[LU-13566] socklnd: wrong NID to interface mapping Created: 15/May/20 Updated: 29/Jul/20 Resolved: 28/Jun/20 |
|
| Status: | Resolved |
| Project: | Lustre |
| Component/s: | None |
| Affects Version/s: | None |
| Fix Version/s: | Lustre 2.14.0 |
| Type: | Bug | Priority: | Minor |
| Reporter: | Amir Shehata (Inactive) | Assignee: | Amir Shehata (Inactive) |
| Resolution: | Fixed | Votes: | 0 |
| Labels: | None | ||
| Issue Links: |
|
||||||||
| Severity: | 3 | ||||||||
| Rank (Obsolete): | 9223372036854775807 | ||||||||
| Description |
|
In a Multi-Rail setup using ethernet interfaces, it appears like there is a wrong mapping between the LNet level NID and the ethernet interfaces.
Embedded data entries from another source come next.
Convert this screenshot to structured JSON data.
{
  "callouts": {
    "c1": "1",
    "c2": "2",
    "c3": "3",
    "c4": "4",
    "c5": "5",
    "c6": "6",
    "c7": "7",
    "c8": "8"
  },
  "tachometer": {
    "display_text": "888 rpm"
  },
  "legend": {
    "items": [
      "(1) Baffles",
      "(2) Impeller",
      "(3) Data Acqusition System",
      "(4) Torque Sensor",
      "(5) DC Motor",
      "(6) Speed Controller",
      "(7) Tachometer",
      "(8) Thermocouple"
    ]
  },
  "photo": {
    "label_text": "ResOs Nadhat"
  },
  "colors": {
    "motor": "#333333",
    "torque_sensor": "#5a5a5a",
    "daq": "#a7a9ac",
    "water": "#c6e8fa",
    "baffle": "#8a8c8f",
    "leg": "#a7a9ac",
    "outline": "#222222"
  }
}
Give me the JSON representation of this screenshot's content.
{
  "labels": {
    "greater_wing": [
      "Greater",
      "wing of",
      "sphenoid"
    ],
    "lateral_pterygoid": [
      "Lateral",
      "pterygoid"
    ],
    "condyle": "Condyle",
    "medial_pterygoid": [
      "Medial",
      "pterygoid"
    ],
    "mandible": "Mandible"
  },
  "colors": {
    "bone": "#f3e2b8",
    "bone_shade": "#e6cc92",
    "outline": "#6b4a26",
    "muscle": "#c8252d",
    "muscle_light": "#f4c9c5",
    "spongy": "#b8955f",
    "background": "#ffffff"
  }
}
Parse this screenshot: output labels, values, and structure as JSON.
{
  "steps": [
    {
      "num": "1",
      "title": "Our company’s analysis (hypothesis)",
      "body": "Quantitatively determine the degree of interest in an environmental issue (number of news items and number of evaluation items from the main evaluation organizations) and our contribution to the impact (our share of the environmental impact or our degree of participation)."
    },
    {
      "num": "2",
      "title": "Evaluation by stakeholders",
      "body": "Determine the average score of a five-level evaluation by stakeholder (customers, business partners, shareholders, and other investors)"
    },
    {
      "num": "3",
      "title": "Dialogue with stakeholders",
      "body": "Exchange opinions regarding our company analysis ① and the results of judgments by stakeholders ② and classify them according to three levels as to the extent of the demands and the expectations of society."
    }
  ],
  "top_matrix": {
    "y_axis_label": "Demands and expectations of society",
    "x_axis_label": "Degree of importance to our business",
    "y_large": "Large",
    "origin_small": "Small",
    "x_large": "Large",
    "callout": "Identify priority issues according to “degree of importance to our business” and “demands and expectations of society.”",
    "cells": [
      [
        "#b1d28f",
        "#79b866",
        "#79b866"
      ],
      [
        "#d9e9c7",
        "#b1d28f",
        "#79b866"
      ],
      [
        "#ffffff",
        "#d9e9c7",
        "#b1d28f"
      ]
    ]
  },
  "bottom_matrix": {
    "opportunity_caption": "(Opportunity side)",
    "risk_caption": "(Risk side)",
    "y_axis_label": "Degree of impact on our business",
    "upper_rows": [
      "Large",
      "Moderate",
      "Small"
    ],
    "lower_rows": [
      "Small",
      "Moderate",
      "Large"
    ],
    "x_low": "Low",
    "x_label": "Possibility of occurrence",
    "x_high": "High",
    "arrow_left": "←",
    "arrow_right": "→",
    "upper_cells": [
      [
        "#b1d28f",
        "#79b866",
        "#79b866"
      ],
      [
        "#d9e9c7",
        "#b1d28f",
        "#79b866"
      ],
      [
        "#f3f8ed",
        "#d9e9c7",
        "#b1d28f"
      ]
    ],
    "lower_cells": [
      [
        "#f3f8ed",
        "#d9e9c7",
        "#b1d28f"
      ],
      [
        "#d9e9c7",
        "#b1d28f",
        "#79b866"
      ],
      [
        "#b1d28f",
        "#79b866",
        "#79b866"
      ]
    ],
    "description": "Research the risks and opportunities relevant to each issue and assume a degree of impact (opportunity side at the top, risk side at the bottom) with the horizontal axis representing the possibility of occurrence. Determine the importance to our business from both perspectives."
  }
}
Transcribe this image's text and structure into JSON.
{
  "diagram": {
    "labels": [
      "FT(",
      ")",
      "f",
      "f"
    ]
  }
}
When we restrict traffic from LNet on a subset of the NIDs, even for that subset, the interfaces don't match. For example netstat -i can show traffic on eth0 and eth2. But LNet shows that it's using eth1 and eth2. However, when using iperf, all ethernet interfaces are used according to netstat -i This behavior is easily reproducible on a simple 2 VM MR setup. |
| Comments |
| Comment by Andreas Dilger [ 21/May/20 ] |
|
Is this happening with multiple Ethernet interfaces on the same subnet? I recall ages ago that there was a problem with "source routing" for ethernet, in that the kernel would select whatever interface it wanted on that subnet, even if LNet is trying to use a specific interface for outgoing packets. This might be helped by patch https://review.whamcloud.com/37702 "LU-10391 socklnd: use interface index to track local addr" to ensure that the specific interface is used rather than trying to use the address to guide interface selection. |
| Comment by Amir Shehata (Inactive) [ 22/May/20 ] |
|
I actually found a problem with that patch. It breaks binding a socket to the correct interface. As a result we keep binding to the same interface. However, even when I fixed this issue netstat -i still shows all traffic going over only one of the interfaces. I'm continuing my investigation. *Correction the same problem was there from the beginning in socklnd. It was not introduced by the patch. |
| Comment by Gerrit Updater [ 28/May/20 ] |
|
Amir Shehata (ashehata@whamcloud.com) uploaded a new patch: https://review.whamcloud.com/38743 |
| Comment by Amir Shehata (Inactive) [ 28/May/20 ] |
|
For tcp workloads it's important to properly set the ARP, reverse path filtering and routing config, to make sure packets egress over the intended interfaces in a multi-rail setup. |
| Comment by Gerrit Updater [ 28/Jun/20 ] |
|
Oleg Drokin (green@whamcloud.com) merged in patch https://review.whamcloud.com/38743/ |
| Comment by Peter Jones [ 28/Jun/20 ] |
|
Landed for 2.14 |